Pilchuck Equine - Hospital Admission Agreement
  • Hospital Admission Agreement

  • I, the undersigned, do hereby certify that I am the owner (or duly authorized agent of the owner) of the animal identified herein and that I do hereby authorize the above identified veterinary hospital, their agents and/or representatives, to perform the surgical and/or medical procedures, to administer anesthesia, x-ray examination, drugs and/or medications and/or to perform other diagnosis and/or treatment which the attending veterinarian deems necessary.

    I further authorize the performance of procedures and/or administration of drugs and/or medications which are in addition to or different from those now contemplated and/or those which may have been explained to me if unforeseen conditions arise in the course of treatment of operation and such additional and/or different procedures and/or medications or drugs are judged necessary by the attending veterinarian.

    I further certify that the nature and purpose of contemplated procedures, identifiable alternative methods of treatment, risks involved and possibility of complications, have been explained to me and are understood by me, and that I recognize no guarantees or assurances have been given me as to results which may be achieved.

    PAYMENT POLICY

    • I (the owner or duly authorized agent thereof) agree to accept responsibility for full payment of all treatment and services rendered by Pilchuck Veterinary Hospital.

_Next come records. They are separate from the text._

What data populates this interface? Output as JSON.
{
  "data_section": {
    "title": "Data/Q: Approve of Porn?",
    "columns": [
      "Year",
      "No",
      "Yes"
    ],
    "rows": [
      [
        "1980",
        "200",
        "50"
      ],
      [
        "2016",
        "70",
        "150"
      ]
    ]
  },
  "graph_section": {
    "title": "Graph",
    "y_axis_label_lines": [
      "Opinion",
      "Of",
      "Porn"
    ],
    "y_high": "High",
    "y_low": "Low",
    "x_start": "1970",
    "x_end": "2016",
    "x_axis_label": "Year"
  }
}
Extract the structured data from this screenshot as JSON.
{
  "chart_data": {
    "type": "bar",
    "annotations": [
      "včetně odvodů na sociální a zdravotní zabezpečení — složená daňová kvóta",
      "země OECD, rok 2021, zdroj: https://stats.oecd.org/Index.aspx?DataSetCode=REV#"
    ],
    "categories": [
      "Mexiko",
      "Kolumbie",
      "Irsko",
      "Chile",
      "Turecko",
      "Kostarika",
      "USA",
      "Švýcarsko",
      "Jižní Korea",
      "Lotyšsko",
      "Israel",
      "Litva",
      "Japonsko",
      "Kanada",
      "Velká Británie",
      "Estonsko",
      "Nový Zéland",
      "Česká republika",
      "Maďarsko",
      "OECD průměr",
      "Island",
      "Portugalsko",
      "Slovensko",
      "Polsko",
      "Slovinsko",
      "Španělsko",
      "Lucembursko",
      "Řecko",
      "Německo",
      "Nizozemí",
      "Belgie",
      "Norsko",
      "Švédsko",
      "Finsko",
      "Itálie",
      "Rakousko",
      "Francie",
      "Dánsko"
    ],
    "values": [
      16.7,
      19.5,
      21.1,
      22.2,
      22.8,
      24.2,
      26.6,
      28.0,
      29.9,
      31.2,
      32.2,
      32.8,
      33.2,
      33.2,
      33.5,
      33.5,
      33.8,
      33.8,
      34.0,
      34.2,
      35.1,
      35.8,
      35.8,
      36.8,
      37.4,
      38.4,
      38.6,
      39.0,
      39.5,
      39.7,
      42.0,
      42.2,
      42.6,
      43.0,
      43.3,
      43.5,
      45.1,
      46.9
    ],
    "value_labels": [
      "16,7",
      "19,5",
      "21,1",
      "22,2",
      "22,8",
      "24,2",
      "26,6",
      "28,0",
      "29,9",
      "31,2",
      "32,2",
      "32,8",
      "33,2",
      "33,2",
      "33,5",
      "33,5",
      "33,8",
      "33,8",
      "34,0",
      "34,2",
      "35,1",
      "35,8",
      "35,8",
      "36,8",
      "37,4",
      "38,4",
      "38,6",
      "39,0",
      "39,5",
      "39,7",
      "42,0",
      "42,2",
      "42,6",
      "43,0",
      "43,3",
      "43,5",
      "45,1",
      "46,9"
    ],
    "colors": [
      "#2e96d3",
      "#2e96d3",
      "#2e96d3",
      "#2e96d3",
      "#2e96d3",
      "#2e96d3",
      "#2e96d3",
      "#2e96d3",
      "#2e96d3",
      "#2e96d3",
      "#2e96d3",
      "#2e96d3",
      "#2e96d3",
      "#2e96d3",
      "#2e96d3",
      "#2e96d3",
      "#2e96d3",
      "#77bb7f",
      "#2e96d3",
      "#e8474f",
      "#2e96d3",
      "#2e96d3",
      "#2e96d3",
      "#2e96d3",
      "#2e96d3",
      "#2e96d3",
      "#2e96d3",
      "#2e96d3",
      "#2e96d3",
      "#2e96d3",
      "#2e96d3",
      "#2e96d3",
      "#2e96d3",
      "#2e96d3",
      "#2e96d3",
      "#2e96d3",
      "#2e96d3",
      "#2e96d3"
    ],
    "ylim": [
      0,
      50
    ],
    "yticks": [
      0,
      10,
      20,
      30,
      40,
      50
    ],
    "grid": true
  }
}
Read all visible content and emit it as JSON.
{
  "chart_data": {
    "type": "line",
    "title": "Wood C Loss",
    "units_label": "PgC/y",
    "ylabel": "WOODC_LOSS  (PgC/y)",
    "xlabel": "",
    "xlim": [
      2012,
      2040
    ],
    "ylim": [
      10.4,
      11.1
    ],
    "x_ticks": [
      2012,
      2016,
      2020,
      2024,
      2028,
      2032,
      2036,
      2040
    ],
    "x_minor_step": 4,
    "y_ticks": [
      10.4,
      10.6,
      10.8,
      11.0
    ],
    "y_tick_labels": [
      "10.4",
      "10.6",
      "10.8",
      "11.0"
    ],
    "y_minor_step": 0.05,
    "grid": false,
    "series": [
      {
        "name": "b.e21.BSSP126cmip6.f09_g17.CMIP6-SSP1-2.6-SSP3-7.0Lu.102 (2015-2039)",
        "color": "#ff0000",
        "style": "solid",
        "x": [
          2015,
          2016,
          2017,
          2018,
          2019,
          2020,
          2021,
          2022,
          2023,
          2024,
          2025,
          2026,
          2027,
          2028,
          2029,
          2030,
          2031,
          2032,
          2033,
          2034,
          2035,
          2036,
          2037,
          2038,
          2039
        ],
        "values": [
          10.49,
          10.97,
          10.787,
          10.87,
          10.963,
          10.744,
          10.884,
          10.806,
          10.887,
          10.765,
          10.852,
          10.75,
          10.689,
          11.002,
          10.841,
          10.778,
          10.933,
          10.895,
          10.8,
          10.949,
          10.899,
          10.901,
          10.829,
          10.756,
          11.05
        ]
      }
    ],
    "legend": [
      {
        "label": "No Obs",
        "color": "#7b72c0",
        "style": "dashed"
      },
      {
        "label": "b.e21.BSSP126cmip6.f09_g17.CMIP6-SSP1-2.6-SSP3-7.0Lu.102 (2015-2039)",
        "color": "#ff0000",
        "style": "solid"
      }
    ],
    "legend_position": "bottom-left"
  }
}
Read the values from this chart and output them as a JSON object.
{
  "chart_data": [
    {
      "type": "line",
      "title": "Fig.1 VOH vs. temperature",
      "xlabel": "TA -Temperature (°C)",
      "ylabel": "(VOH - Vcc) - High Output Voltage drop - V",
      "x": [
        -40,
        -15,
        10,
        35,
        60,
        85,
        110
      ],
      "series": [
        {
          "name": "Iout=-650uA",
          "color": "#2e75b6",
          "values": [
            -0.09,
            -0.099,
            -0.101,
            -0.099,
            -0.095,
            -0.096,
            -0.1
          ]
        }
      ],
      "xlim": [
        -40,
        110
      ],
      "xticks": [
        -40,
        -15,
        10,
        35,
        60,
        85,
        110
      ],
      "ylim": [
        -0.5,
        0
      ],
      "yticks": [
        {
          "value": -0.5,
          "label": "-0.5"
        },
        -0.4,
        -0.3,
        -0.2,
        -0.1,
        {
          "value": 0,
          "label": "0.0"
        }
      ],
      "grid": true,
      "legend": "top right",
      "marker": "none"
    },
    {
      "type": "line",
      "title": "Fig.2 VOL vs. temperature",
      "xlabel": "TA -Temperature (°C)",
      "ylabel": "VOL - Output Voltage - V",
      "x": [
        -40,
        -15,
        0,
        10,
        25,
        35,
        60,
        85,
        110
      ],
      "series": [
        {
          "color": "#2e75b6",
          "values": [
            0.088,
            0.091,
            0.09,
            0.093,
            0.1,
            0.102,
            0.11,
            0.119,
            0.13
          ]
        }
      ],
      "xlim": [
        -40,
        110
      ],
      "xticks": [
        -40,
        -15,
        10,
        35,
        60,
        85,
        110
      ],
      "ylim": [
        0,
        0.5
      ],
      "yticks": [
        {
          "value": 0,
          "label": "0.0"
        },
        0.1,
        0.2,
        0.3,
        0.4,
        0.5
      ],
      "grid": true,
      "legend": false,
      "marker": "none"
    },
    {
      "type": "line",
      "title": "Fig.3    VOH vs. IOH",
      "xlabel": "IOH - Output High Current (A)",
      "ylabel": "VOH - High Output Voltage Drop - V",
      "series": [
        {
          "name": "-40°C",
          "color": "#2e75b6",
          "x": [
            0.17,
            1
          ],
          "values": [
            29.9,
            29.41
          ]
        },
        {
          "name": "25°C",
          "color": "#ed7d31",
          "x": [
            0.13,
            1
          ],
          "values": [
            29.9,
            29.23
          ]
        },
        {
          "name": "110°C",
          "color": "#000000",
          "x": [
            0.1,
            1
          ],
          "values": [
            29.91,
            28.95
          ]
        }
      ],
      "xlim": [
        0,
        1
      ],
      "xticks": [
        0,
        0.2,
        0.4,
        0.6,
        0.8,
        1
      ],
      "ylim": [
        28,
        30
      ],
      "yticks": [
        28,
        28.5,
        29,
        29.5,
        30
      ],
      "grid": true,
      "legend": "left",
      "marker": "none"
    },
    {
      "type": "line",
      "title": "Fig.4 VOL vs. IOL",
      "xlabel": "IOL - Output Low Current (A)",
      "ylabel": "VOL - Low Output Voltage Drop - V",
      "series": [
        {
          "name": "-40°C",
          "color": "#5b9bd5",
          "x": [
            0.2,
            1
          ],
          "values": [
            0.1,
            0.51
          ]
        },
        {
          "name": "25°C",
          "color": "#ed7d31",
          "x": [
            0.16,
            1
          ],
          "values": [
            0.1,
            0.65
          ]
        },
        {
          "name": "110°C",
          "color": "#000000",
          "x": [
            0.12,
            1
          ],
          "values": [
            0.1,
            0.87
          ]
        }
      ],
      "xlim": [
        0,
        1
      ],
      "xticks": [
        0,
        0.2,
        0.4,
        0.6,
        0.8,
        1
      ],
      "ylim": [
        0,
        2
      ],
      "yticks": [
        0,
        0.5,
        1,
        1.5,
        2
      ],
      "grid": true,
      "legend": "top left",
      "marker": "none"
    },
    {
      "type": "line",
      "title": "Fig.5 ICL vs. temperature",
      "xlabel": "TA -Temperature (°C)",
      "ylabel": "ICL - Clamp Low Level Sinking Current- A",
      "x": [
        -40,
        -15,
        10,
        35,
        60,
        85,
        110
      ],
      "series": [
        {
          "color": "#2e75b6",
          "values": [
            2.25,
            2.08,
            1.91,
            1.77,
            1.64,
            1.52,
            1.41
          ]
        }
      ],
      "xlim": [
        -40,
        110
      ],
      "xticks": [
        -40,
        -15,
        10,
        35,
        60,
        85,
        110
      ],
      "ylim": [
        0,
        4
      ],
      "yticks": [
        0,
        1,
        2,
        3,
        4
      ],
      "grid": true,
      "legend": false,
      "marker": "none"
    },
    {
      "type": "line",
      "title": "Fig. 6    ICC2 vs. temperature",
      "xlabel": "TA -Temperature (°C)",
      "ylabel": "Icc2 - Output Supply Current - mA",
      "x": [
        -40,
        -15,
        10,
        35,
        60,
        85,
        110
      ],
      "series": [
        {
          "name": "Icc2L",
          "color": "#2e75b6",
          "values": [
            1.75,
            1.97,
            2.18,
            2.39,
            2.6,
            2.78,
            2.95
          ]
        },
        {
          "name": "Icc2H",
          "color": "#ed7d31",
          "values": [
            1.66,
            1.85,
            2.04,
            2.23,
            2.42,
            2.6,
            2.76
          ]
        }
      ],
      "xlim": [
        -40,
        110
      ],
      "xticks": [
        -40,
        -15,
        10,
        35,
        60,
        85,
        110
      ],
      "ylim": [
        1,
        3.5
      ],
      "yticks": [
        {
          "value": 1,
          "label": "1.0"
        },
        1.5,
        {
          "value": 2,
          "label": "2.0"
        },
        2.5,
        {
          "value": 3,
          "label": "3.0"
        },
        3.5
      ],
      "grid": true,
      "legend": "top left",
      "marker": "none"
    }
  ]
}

I do understand this is just an estimate and not the final bill.
    • I agree to pay a deposit of the low end of the estimated charges when the animal is admitted to the hospital.
    • A minimum deposit of $3000 is required for emergency surgery, even if that amount is greater than the low end of the estimated charges.
    • I further agree to pay the balance of the fees due before the release of the animal from the hospital.
    • If it is necessary to bring an action to compel the payment of fees or costs, the undersigned shall pay all costs incurred in collection of the debt and reasonable attorney fees. If suit is initiated to enforce the terms of this agreement, the courts of the State of Washington shall have personal jurisdiction over each of the undersigned makers and the venue of the suit, at the option of the holder of this agreement, may be in Snohomish County, Washington.

    VISITING/DISCHARGE POLICY

    • I understand that I may be able to visit my animal while hospitalized between the hours of 9:00 AM to 5:00 PM, MonFri, 9:00 AM to 12:00 PM Sat, or by other arrangement with the doctor. 
    • I understand that no animals will be discharged from the hospital without prior arrangement. 
    • I understand that the hospitalization fees are a minimum of $230.00 per day.
    • I hereby state that I have read and understood this authorization and release and acknowledge receipt of a copy thereof.
    • If signing as agent of the owner, the undersigned warrants that he/she has authority to bond the owner.